Cary News

February 28, 2014

Residents ask town for new ramp at SK8-Cary park

Residents who spoke out at Thursday’s hearing on next year’s budget had one request from Cary leaders: fund a new ramp at the town’s lone skate park.

Residents who spoke out at a hearing on next year’s budget had one request from Cary leaders: fund a new ramp at the town’s lone skate park.

A 13-foot-tall vert ramp, to be exact.

Cary is in the process of drafting a budget for next fiscal year, which begins July 1. The Town Council held a public hearing on Thursday to give residents a chance to weigh in on budget priorities.

A former skate pro, men with gray hair, a 9-year-old boy and a mom holding her baby were among the two dozen SK8-Cary supporters who filled the council chambers.

It was the second year in a row they pleaded their case before the council. The $110,000 ramp didn’t make it into this year’s $15.5 million parks and recreation budget.

SK8-Cary operates at a deficit each year, which is common for town facilities.

But the skate park would become more attractive to users if the town would install a steep ramp for tricks, said 17-year-old Josiah Pierce.

“Putting this vert ramp in would be transforming SK8-Cary into something like the USA Baseball Training Complex (in Cary),” he said.

Pierce echoed others who said a vert ramp would make SK8-Cary comparable to Mount Trashmore in Virginia Beach, Va., a well-known skate park.

“These vert ramps are few and far between,” Pierce said. “For Cary to be boasting one of these vert ramps is a big deal, and people will flock to this skate park because of it.”

SK8-Cary opened in 2002 in Robert V. Godbold Park off NW Maynard Road and is run by the town’s Parks, Recreation and Cultural Resources Department. Ramps, mini-ramps, rails and ledges cover the 12,000-square-foot park – but nothing as big as the ramp Cary is considering.

Some said they worry advanced skaters will stop improving or go elsewhere if SK8-Cary doesn’t offer more challenging ramps.

“This is one of the best (parks) we have skated at,” said Bob Skillman. “But there’s maybe 12 guys that are ready to go to the next level. I would hate to see these guys have to go elsewhere to advance their skills.”

For others, the skate park represents more than a place for exercise and recreation. It’s a place where kids go to learn under the wing of tutors.

“I think it’s an awesome investment what Cary’s done so far with the park,” said Brian Wainwright, a former professional in-line skater. “The environment that exists of encouraging the kids and (to) overcome challenges … it’s just amazing to watch.”
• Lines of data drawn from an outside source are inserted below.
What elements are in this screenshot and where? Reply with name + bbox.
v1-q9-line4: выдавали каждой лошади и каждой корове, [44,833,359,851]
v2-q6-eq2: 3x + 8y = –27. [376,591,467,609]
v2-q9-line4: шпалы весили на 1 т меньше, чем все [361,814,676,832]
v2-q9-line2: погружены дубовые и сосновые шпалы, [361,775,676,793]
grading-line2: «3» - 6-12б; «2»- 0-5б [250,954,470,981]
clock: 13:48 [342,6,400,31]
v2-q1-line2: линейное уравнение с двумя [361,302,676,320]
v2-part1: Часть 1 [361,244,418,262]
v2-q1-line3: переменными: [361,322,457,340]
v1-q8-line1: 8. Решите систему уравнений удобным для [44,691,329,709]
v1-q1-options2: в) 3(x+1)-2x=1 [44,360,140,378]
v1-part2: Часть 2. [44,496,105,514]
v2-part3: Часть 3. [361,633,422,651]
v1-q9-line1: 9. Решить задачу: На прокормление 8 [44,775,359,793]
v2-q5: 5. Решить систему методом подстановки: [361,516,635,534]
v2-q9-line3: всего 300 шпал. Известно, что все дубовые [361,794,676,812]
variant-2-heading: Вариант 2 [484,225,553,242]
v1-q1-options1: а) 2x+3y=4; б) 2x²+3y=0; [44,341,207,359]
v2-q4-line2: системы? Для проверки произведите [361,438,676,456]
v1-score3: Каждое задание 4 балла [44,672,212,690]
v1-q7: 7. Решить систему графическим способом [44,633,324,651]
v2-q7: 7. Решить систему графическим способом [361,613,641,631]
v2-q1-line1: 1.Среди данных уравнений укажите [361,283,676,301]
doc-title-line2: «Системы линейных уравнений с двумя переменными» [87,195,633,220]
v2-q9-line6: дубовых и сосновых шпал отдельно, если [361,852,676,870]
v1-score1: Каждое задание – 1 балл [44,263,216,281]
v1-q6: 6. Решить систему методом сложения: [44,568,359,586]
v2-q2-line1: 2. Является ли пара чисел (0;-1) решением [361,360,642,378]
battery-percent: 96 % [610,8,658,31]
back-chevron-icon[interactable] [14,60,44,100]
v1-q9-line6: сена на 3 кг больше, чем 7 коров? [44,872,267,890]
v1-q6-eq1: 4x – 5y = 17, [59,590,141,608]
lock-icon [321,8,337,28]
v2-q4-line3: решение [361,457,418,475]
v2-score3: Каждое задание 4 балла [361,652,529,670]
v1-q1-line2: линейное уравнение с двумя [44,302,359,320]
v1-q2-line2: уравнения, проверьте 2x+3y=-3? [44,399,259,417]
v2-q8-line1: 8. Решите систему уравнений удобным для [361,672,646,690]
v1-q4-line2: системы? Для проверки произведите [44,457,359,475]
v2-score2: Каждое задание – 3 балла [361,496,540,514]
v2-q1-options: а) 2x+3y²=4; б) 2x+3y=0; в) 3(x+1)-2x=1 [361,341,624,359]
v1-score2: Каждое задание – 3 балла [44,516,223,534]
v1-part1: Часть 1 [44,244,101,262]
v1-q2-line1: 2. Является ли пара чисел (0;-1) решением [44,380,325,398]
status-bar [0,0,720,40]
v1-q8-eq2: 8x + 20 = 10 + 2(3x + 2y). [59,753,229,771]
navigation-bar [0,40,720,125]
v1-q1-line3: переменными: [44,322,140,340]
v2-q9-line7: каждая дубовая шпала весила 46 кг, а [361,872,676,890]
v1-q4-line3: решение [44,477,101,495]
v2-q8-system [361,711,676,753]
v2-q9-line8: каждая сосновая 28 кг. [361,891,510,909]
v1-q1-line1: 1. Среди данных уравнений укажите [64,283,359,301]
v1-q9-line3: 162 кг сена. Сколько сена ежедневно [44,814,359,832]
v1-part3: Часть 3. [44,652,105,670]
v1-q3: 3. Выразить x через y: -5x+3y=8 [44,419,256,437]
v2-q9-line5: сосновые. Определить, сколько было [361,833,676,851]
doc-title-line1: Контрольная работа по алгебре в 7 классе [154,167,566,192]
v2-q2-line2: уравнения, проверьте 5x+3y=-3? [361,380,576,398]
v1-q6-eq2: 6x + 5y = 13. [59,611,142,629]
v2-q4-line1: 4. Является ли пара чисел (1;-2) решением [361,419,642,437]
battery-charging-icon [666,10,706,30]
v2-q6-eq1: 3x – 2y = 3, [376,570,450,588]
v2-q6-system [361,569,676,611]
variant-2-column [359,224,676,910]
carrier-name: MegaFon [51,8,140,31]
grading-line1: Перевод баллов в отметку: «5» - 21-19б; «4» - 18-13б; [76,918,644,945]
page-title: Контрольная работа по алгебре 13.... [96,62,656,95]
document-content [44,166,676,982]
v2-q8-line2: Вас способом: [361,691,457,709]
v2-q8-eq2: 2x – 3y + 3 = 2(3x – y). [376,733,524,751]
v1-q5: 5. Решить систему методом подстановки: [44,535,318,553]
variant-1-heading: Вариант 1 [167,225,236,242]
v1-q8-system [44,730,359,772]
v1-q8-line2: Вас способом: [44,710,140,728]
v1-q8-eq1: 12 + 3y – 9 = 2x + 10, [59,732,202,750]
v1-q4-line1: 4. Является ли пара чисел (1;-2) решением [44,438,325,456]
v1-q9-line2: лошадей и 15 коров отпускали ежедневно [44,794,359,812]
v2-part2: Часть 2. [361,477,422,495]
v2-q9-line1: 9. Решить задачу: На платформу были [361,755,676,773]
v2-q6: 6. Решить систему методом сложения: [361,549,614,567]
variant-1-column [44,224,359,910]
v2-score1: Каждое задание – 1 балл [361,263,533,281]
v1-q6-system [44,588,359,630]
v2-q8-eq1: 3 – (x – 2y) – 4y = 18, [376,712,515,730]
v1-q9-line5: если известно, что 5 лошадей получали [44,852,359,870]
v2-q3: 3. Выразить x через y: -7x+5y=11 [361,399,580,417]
Beth Warner-Sullivan said staff members at SK8-Cary are “like family” to her kids.

“There is nothing my kids love more than skateboarding,” she said, her voice cracking.

Then there was 9-year-old Gabriel Filomena, whose mother walked him to the microphone.

“Please let us have a vert ramp,” he said. “Thanks.”

Councilman Don Frantz said SK8-Cary supporters delivered “one of the most organized, professional budget requests that I’ve ever seen.”

But Frantz declined to speculate on whether the ramp would make it into next year’s budget.

“You never know,” he said. “It could be cool.”

The town collected budget requests from 43 other people by phone, email, and social media. Cary plans to hold more public meetings in May, when staff is expected to draft a budget for the Town Council.